Kata Sandi Hash php

dapatkah seseorang menjelaskan apa gunanya hashing kata sandi itu,

Tujuan dari hashing kata sandi adalah untuk tujuan keamanan. Jika dimasukkan sebagai teks biasa, siapa pun yang masuk ke database Anda sekarang akan mengetahui semua kata sandi pengguna Anda. Masalah besar lainnya yang muncul dari hal ini adalah kemungkinan besar hal ini akan membahayakan pengguna di mana pun, tidak hanya di situs Anda, karena kebanyakan orang cenderung menggunakan kata sandi yang sama di mana pun.

bagaimana melakukannya dengan php, dan apa yang sebenarnya disimpan di database.

Untuk menggunakannya di PHP Anda cukup mengambil string, dalam contoh ini $password = 'password'; dan gunakan perintah sha1();. Ini akan mengembalikan sesuatu seperti d0be2dc421be4fcd0172e5afceea3970e2f3d940. Ini juga merupakan praktik yang baik untuk 'menggarami' kata sandi dengan skrip php Anda, sehingga skrip login skrip PHP diperlukan agar berhasil login. Contoh:

<?php
    $salt1 = '2348SDasdf!^*__';
    $salt2 = '_a35j@*#(lsdf_';
    $password = sha1($salt1.$_POST['password'].$salt2); // d0be2dc421be4fcd0172e5afceea3970e2f3d940
?>

Kemudian masukkan $password ke dalam database Anda. Saat masuk, Anda perlu memasukkan kata sandi yang diberikan melalui sha1 agar cocok dengan kata sandi di database. Anda memasukkannya ke dalam database sama seperti string lainnya, pastikan Anda memiliki panjang yang cukup untuk kolom yang Anda coba masukkan juga.

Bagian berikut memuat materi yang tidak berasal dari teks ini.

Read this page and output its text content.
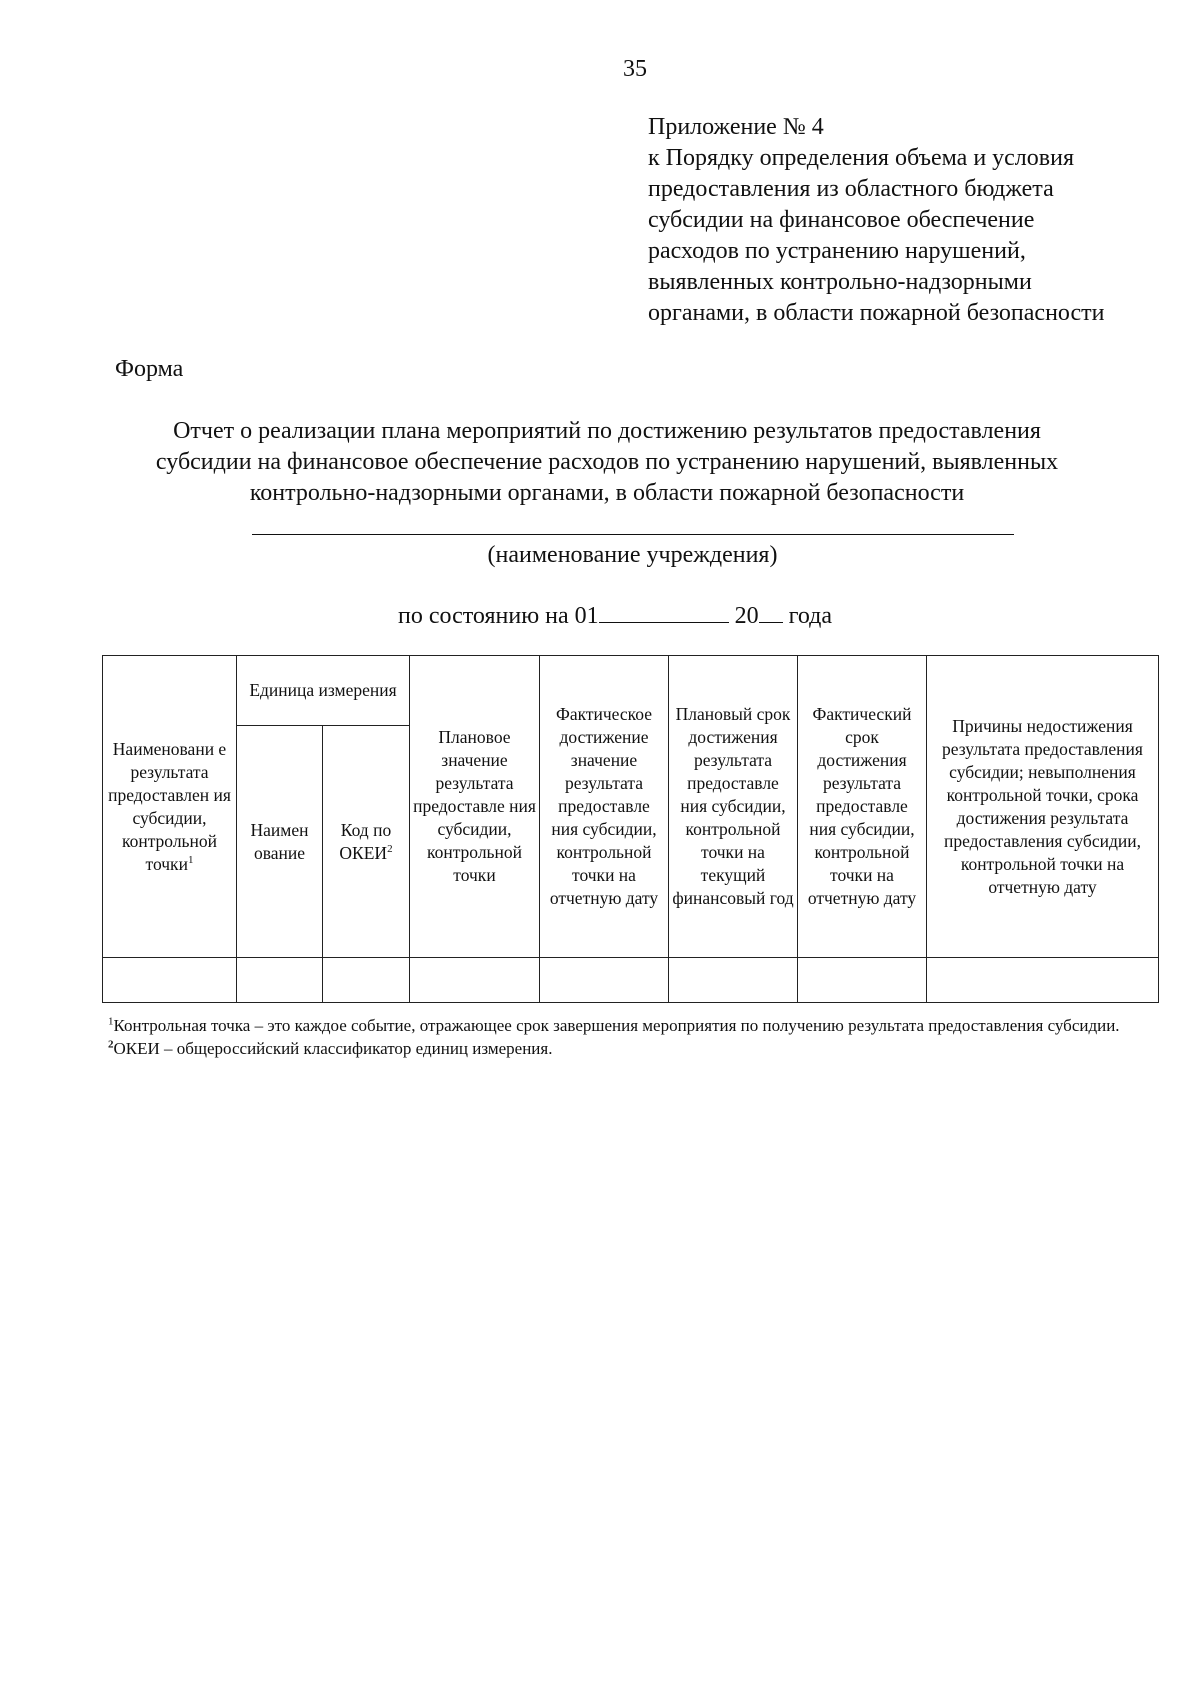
35
Приложение № 4
к Порядку определения объема и условия
предоставления из областного бюджета
субсидии на финансовое обеспечение
расходов по устранению нарушений,
выявленных контрольно-надзорными
органами, в области пожарной безопасности
Форма
Отчет о реализации плана мероприятий по достижению результатов предоставления
субсидии на финансовое обеспечение расходов по устранению нарушений, выявленных
контрольно-надзорными органами, в области пожарной безопасности
(наименование учреждения)
по состоянию на 01	20 года
Наименовани е результата предоставлен ия субсидии, контрольной точки$^1$	Единица измерения		Плановое значение результата предоставле ния субсидии, контрольной точки	Фактическое достижение значение результата предоставле ния субсидии, контрольной точки на отчетную дату	Плановый срок достижения результата предоставле ния субсидии, контрольной точки на текущий финансовый год	Фактический срок достижения результата предоставле ния субсидии, контрольной точки на отчетную дату	Причины недостижения результата предоставления субсидии; невыполнения контрольной точки, срока достижения результата предоставления субсидии, контрольной точки на отчетную дату
	Наимен ование	Код по ОКЕИ$^2$

$^1$Контрольная точка – это каждое событие, отражающее срок завершения мероприятия по получению результата предоставления субсидии.
$^2$ОКЕИ – общероссийский классификатор единиц измерения.
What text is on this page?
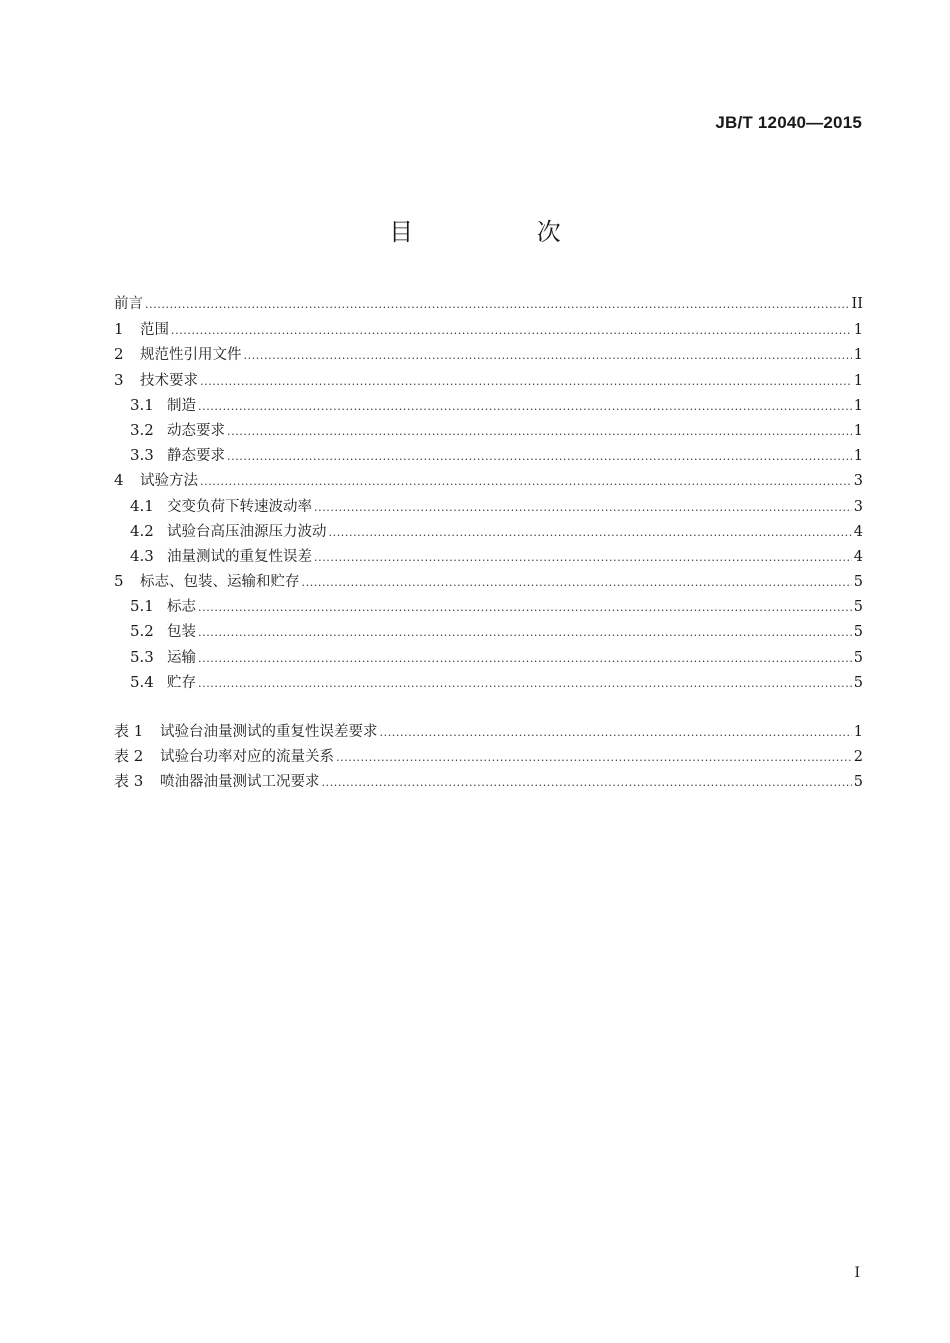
JB/T 12040—2015
目 次
前言 .....	II
1	范围 .....	1
2	规范性引用文件 .....	1
3	技术要求 .....	1
3.1 制造 .....	1
3.2 动态要求 .....	1
3.3 静态要求 .....	1
4	试验方法 .....	3
4.1 交变负荷下转速波动率 .....	3
4.2 试验台高压油源压力波动 .....	4
4.3 油量测试的重复性误差 .....	4
5	标志、包装、运输和贮存 .....	5
5.1 标志 .....	5
5.2 包装 .....	5
5.3 运输 .....	5
5.4 贮存 .....	5
表 1	试验台油量测试的重复性误差要求 .....	1
表 2	试验台功率对应的流量关系 .....	2
表 3	喷油器油量测试工况要求 .....	5
I
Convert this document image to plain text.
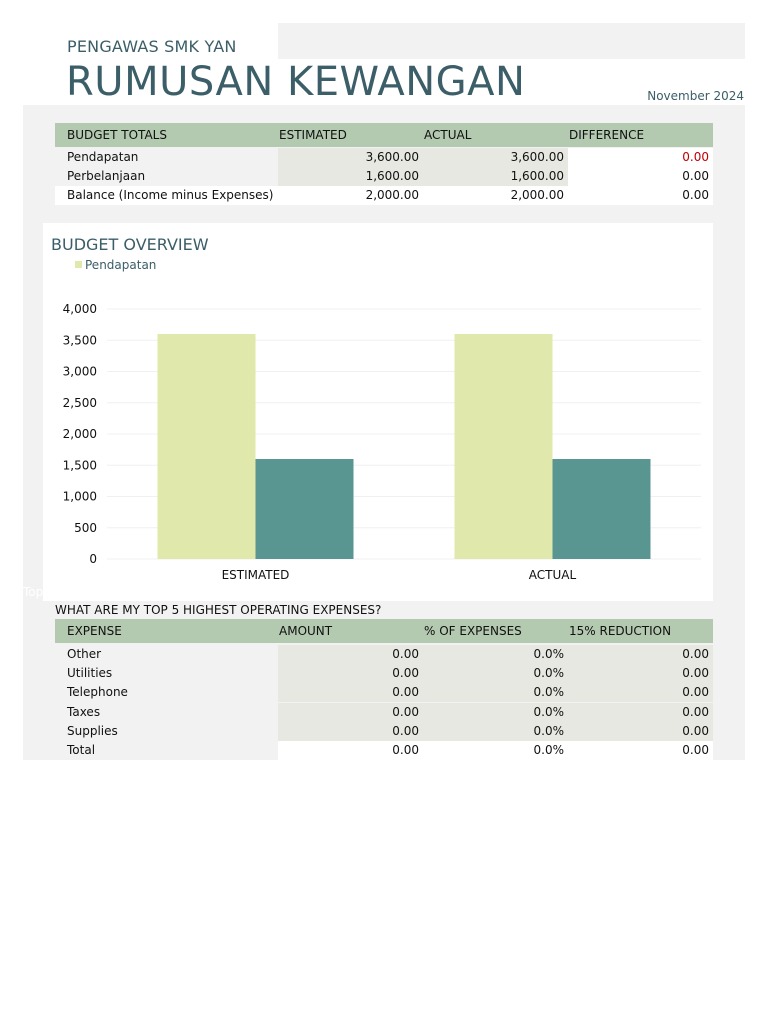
PENGAWAS SMK YAN
RUMUSAN KEWANGAN	November 2024
BUDGET TOTALS	ESTIMATED	ACTUAL	DIFFERENCE
Pendapatan	3,600.00	3,600.00	0.00
Perbelanjaan	1,600.00	1,600.00	0.00
Balance (Income minus Expenses)	2,000.00	2,000.00	0.00
0
500
1,000
1,500
2,000
2,500
3,000
3,500
4,000
ESTIMATED	ACTUAL
BUDGET OVERVIEW
Pendapatan
Top 5
WHAT ARE MY TOP 5 HIGHEST OPERATING EXPENSES?
EXPENSE	AMOUNT	% OF EXPENSES	15% REDUCTION
Other	0.00	0.0%	0.00
Utilities	0.00	0.0%	0.00
Telephone	0.00	0.0%	0.00
Taxes	0.00	0.0%	0.00
Supplies	0.00	0.0%	0.00
Total	0.00	0.0%	0.00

Katakanlah seseorang membobol sistem Anda (atau menemukan celah dalam kueri sql Anda) maka Anda tidak ingin mereka mengetahui semua kata sandi.

Jadi, Anda melakukan hash sebelum menyimpannya. Jadi Anda dapat memeriksa apakah kata sandinya oke, tetapi tidak menyimpulkan kata sandi dari hash.

Kecuali Anda menggunakan hash yang lemah. Jika Anda hanya ingin sha1($password) maka Anda akan menemukan memasukkan hash kata sandi yang sering digunakan ke Google memberikan kata sandi dalam waktu kurang dari 0,1 detik.* (tetapi jika tidak, Anda juga dapat menemukan tabel pelangi untuk semua jenis hash)

Jadi Anda ingin menambahkan "garam", artinya, Anda menghasilkan beberapa nilai sampah:

$salt = rand().rand().rand();

dan kemudian simpan

$hash = $salt."-".sha1($salt.$password);

saat memeriksa, Anda mengetahui garamnya dan Anda dapat memeriksa apakah kata sandinya benar, tetapi mengetahui hash dan garamnya membuat pemulihan kata sandi masih sulit. (kecuali Anda memiliki meja pelangi yang berisi garam, tentu saja)

* ini memerlukan penjelasan: Saya pernah mengambil tabel pengguna yang besar dan menemukan beberapa hash muncul beberapa kali. Saya mencari di Google yang paling sering terjadi dan terbalik menjadi computer

Hash adalah "fungsi satu arah". Anda memasukkan kata sandi dan mendapatkan keluaran yang kira-kira unik yang tidak dapat (secara komputasi layak) diubah kembali menjadi kata sandi asli. Tergantung pada hashnya, ini akan terlihat berbeda. Misalnya, dengan sha1 (http://php.net/manual/en/function.sha1.php) Anda akan selalu mendapatkan string sepanjang 20 byte.

Keuntungannya adalah kata sandi asli tidak pernah disimpan dalam teks biasa. Untuk memverifikasi kata sandi pengguna, Anda cukup menghitung hash pada kata sandi yang seharusnya dan membandingkannya dengan hash yang disimpan. Jika seseorang mendapatkan basis data kata sandi Anda, mereka masih belum memiliki kata sandi sebenarnya.

Belum ada yang menjelaskan alasannya, jadi izinkan saya: sebagian besar pengguna bodoh dan menggunakan kata sandi yang sama di mana saja. Anda tidak ingin seorang peretas membobol sistem Anda, ambil kata sandinya lalu pergi dan retas akun pengguna Anda di tempat lain.